• Tag Archives marigolds
  • Weed

    Summer                                            Waning Strawberry Moon

    Nice weather for weeding so I took the opportunity and finally got into the second and third tiers of our back perennial garden.  Out go the raspberry canes.  Out go the stinging nettles.  Out go the dogwood suckers.  Out go the switch grass and and other weedy plants.  In stays the poison ivy (one small plant) because I kill them.  Out goes the slumped daffodil stems.  I’m not finished, but it already looks a hell of a lot better.

    Kate planted marigolds this morning in the kitchen garden and in long narrow window boxes.  This all nourished by last nights meal from the garden and the currant jam this morning.

    Paul Douglas had a big happy sun on the forecast for today, but so far all I’ve seen is  clouds.  I’m glad.  It kept the air cool enough for a good session outside.


  • Whew.

    Spring                                  Waxing Flower Moon

    Whew.  First quiet moments since 5:45 am.  Kate and I got up, ate breakfast and headed out for the Northstar station.  The plan:  put Kate on the Northstar and I return home to get ready for my tours.  However.  Those of us in our golden years have something we take with us that is more precious than money–our meds.  In Kate’s case we weren’t sure she had packed them.  So we turned around for home.

    She needed gas in the truck, so, assuming we would need to go into the City, I stopped to get gas.  Kate looked for the meds.  They were there.  We might make the next station stop.  So, quick like a bunny we hit the road again, pulling into the Coon Rapid’s station just a bit ahead of the train.  But.  It was on the opposite set of tracks heading south.  Kate would have had to climb several stairs, scurry across the walkway, then descend a number of stairs.  Scurrying is not part of Kate’s repertoire right now.

    So I drove her into the LRT station at 1st ave and 5th street where she boarded the Hiawatha line bound for Lindbergh terminal.

    Back home.  With much less time than I’d thought.  I can still scurry.  So I did.  Shower, dress, review tour notes, drive back into the city for the tours.  Great kids, good tours.  Worthwhile in many ways.

    Over to Mother Earth Gardens to pick up leeks, some herbs and some marigolds.  Before that though I ate lunch at a coffee house right across the street.  This was full of denizens of the Longfellow neighborhood, looking at home in a genuine third space, a young woman reading a book, another watching her two kids as they burrowed through a large pile of toys.  The clerk, a tatooed young woman said, “My back is much better.  She did much better work on the back than she did on the arm.  But, what the heck, it’s only permanent.”  Wry laugh.  She had a short blue cocktail party dress and cowboy boots.

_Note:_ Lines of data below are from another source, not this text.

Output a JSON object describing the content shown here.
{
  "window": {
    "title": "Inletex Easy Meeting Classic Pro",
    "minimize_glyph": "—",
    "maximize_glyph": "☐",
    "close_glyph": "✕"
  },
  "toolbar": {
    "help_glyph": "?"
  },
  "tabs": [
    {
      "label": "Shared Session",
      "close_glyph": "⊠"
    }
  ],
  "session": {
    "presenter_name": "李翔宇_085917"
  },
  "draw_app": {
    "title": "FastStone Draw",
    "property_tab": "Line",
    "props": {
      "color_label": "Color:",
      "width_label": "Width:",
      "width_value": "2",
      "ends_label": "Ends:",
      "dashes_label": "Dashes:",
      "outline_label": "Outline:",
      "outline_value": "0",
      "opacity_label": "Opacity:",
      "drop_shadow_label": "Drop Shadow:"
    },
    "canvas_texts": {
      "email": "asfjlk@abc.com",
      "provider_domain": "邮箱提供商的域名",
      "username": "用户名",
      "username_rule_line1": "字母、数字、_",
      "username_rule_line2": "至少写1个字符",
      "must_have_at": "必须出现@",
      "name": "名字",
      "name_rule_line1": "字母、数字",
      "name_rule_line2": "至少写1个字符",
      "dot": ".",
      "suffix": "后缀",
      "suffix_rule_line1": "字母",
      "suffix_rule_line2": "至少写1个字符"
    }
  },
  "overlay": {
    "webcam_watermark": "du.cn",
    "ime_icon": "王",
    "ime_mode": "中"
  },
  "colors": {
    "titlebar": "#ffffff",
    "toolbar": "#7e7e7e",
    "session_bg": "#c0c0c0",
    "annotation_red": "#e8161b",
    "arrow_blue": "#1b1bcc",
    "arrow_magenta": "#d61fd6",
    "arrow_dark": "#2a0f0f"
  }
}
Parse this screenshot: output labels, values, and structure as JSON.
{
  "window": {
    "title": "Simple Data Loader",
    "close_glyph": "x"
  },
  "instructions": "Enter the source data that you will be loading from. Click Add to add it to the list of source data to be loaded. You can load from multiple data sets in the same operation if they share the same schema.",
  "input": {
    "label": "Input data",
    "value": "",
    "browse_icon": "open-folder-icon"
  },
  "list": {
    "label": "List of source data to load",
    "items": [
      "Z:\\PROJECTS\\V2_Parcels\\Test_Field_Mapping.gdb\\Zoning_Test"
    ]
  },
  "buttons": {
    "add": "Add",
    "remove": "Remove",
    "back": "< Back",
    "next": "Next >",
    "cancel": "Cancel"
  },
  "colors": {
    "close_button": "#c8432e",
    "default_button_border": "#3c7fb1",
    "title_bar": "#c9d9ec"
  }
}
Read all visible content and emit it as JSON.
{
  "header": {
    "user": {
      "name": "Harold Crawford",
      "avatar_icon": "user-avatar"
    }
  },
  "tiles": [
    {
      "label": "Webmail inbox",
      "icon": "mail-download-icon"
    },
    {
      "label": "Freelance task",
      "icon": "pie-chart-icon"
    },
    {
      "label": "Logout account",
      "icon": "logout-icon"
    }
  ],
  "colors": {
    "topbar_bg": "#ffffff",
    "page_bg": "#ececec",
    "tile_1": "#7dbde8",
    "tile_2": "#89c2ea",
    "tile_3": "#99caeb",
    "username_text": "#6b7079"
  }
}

    After buying some plants, I drove back home.  Took a nap.  Got up at 3:30.  Ate a snack and tried to figure what I needed for the bees.  A few things yet to do.  I felt pressured, since I had expected the bees on Saturday.  When I feel pressured, I get confused, short-tempered and generally perform below expectations.  On my into the grocery store to pick up a spray bottle (which doesn’t work) and a four pound sack of sugar I felt that knot of worry, a diffuse sensation of not quite having things together.

    A question I had not asked before flashed through my mind.  Why do I react this way when I feel pressured?  I don’t have an answer, but I want to get one, find a way to calm myself and get into a less distracted space.

    Another 45 minutes over to Stillwater to pick up the bees at Nature’s Nectar.  I liked the folks there.  When I drove in the circular driveway, there was a garage with its door open.  The garage had packages of bees stacked on pallets with a few strays flying and buzzing through the air.  There was also a pallet load of pro-sweetener, a pre-mixed sugar water used for feeding new hives.  I’ll mix my own.  That’s what the sugar and the spray bottle were for.

    Another 45 minutes back home, but this time with  7,000 buzzing passengers and their fertile Myrtle, the queen.  Tomorrow morning I’ll level out a foundation and put them in place.  I had planned to put them the new hives in the orchard, but I’m rethinking that now and may end up putting them where the current colony is.

    The bee guy said I can go ahead and do a complete reversal tomorrow with my current colony and plan to divide in a week or so.  He has queens already.  The season is about two weeks ahead of normal.

    Anyhow, now I’m gonna kick back, then crank up for the bees tomorrow AM.